Case Presentation: A 59-year-old lady with history of paraplegia presented with acute onset of encephalopathy that started three days ago. On admission, she was repeating many words and not following any commands. Her neurologic exam was limited due to paraplegia of her lower extremities. In the hospital, infectious and metabolic causes were ruled out. CT of the brain did not show any abnormalities. She was unable to have a brain MRI due to a non-compatible pacemaker. EEG showed encephalopathy and lumbar puncture only showed an elevated protein of 225. CSF tests for infectious etiologies, including prion disease, came back negative. Her clinical status deteriorated with worsening rigidity and clonus of her upper extremities. Lorazepam was trialed for possible catatonia, although she had no response to it. She had comprehensive imaging, including a PET scan that showed no evidence of malignancy. Eventually, CSF testing for Anti-GAD 65 antibodies came back positive. Given acute encephalopathy, rapid worsening of her rigidity and clonus along with positive antibodies, she met criteria for Progressive Encephalomyelitis with Rigidity and Myoclonus (PERM) syndrome. She was started on steroids and weekly rituximab therapy for 4 weeks with significant improvement in her mental status.
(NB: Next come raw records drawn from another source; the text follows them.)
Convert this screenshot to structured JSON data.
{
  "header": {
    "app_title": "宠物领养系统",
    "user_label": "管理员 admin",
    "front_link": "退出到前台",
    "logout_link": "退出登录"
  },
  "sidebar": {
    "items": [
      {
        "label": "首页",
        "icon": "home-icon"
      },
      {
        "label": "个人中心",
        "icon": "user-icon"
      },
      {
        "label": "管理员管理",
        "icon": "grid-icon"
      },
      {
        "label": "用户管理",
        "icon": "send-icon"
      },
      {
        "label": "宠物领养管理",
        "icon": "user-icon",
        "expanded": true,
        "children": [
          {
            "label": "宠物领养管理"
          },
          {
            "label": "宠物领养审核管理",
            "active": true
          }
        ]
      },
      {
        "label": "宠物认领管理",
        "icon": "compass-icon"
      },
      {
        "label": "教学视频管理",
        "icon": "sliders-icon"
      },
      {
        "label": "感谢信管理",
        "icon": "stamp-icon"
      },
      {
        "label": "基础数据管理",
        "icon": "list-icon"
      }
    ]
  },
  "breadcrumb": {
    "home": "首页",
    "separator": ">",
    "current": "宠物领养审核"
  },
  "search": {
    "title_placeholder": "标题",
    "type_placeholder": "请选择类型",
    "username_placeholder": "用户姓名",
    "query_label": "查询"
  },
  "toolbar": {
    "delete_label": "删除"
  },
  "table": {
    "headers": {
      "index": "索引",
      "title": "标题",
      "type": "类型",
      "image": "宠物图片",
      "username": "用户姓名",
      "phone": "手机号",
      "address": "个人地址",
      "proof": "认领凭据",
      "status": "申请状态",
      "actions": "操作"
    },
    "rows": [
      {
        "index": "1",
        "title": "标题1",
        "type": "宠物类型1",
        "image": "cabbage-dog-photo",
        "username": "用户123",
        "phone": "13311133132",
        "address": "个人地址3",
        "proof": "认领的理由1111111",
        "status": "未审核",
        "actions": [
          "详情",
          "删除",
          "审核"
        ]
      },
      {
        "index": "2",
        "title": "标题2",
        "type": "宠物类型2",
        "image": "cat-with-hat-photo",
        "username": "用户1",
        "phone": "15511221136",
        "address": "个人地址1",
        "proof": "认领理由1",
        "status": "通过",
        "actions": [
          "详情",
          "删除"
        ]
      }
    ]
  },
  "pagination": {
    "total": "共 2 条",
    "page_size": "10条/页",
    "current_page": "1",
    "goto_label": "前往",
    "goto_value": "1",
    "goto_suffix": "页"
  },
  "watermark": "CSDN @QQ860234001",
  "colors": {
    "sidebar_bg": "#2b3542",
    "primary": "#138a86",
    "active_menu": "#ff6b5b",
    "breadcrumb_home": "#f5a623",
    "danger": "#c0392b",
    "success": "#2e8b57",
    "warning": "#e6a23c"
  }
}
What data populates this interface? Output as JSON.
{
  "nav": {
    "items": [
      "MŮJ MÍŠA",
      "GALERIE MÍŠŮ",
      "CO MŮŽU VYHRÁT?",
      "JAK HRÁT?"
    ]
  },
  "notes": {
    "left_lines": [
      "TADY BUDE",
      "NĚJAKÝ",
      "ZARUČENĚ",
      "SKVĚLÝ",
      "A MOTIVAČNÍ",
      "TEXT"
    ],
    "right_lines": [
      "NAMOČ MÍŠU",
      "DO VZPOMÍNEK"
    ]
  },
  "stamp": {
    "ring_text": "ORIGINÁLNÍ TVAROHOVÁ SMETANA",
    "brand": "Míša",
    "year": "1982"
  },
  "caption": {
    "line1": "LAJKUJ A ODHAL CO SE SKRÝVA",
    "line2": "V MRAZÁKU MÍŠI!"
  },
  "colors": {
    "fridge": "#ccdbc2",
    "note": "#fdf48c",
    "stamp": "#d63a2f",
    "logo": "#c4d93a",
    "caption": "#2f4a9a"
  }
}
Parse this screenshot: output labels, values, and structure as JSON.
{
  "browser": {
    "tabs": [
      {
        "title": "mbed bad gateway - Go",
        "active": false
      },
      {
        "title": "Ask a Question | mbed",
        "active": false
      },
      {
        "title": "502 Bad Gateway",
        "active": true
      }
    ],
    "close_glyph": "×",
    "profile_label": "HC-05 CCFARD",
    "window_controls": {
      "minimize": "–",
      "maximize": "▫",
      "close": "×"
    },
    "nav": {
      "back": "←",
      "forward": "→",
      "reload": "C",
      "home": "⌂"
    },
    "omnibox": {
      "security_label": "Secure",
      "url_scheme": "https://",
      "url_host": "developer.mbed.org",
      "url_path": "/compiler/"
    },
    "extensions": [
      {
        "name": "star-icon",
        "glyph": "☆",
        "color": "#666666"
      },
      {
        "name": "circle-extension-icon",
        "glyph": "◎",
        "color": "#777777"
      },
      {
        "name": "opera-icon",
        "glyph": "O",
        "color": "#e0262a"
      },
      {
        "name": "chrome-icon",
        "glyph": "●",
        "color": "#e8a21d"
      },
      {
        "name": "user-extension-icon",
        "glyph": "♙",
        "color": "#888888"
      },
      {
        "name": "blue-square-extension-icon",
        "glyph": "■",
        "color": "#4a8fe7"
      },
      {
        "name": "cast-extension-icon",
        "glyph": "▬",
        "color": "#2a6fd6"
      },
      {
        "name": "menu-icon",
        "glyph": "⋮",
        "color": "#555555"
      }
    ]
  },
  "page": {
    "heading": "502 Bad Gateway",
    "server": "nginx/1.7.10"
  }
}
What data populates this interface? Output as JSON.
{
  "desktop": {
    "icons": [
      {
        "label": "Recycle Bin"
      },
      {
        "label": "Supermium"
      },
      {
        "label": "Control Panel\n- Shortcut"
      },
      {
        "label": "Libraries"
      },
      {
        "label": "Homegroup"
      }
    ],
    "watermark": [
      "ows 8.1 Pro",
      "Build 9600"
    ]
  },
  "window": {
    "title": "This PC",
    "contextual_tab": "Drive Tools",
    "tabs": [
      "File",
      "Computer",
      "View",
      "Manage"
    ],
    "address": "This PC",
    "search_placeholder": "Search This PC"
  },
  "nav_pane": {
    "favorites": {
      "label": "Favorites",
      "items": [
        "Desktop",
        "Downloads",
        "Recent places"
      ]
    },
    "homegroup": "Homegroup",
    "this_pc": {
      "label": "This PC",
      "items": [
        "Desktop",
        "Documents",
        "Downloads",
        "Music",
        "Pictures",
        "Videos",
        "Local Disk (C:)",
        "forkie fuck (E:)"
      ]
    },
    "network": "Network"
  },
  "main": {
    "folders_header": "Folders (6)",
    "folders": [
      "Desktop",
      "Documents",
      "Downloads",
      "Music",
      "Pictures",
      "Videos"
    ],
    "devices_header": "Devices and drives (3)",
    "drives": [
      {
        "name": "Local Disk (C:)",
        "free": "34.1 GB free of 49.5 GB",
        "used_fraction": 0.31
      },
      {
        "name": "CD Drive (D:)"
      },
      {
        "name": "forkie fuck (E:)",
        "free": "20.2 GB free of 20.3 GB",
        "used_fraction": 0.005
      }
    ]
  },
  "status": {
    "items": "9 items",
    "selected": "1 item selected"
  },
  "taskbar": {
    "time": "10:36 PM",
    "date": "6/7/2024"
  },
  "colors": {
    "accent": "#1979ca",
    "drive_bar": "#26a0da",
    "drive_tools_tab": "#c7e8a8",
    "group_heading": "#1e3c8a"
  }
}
Discussion: Progressive encephalomyelitis with rigidity and myoclonus (PERM) is a rare neurological disorder that is suggested to be a more severe variant of the stiff-person syndrome (SPS). Symptoms usually include autonomic features, hyperekplexia (brainstem myoclonus or excessive startle), painful spasms and breathing problems. Glutamic acid decarboxylase (GAD), dipeptidyl-peptidase-like protein-6 (DPPX) antibodies and glycine receptor (GlyR) serum antibodies are commonly associated with this condition. The exact mechanism and triggering factors have not yet been identified. It is likely related to antibody-mediated pathogenesis with good response to immunotherapies. Our patient was diagnostically challenging, given her chronic paraplegia and the presence of a pacemaker. Common differentials include neurobrucellosis, NMDA encephalitis, paraneoplastic syndromes and neuroleptic malignant syndrome. Treatment options include IVIG, plasmapheresis, immunosuppressive drugs along with intrathecal baclofen. Clinical recovery can occur over many months and long-term prognosis is unclear.

Conclusions: PERM should be included in the workup of patients presenting with acute encephalopathy as well as seizures with prolonged encephalopathy. Although this condition is uncommon, hospitalists must be aware of this condition and consider this entity in the differential to make the proper diagnosis to reduce morbidity and mortality.